Quite accidentally, I feel, Iris is two great love stories. It aims to be a memoir of a quick-witted author of British novels. Instead, it is two messy biographical notes on affliction: Kate Winslet's is her "secret world" (if you can figure it out, Hugh Bonneville -who plays her lover-to-be - would suree like to know) and Judi Dench's is Alzheimer's. Each story seems to aim to sketch out the figure, but neither of them come close to even speculating on the notion of what writer Iris Murdoch must have been like. To make matters worse, the separate stories are haphazardly edited together as if the director was just arbitrarily interlocking them - some scenes seem to connect the young Iris and her older self through common themes; other appear to have little in common apart from being in the same movie together. Somehow, miraculously, Eyre manages to sculpt two of the year's best love stories (although, admittedly, it was the year lacking not the film standing head and shoulders above its few contenders).

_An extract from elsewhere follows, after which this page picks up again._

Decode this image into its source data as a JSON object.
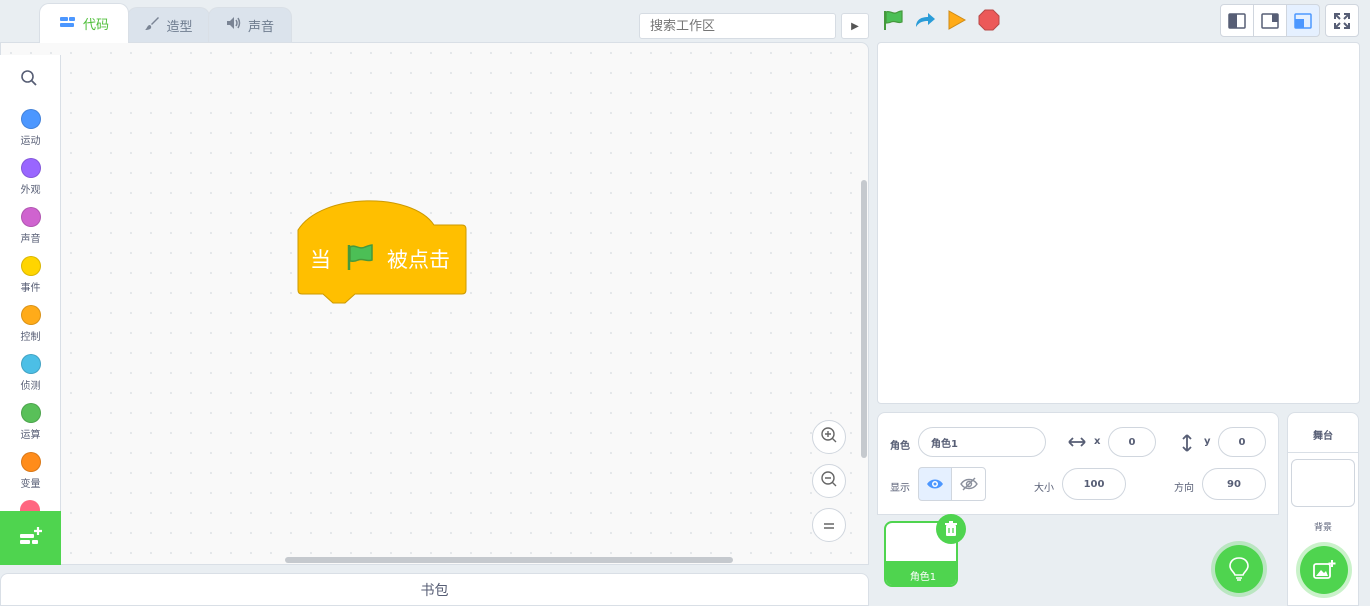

Between the unpredictability of Winslet and the assured twittering and stammering of Bonneville, there is a spark of flirtation that grows into a flame, namely, Broadbent and Dench, him waddling and her strutting, each of them giddily adorable in their golden years, leaving us to relish each and every tickling, bad joke and puckerface. The movie wants to represent a realistic Alzheimer's situation and the budding womanhood of an egotistical, solitary female mind which finds itself lonely for others but unable to do anything about it. What arises instead, through the wonderful (but, I wouldn't go so far as to say Oscar worthy) performances by Dench, Winslet, Bonneville and Broadbent, is a buried affection and a whimsy that everyone's too busy being serious to pay attention to.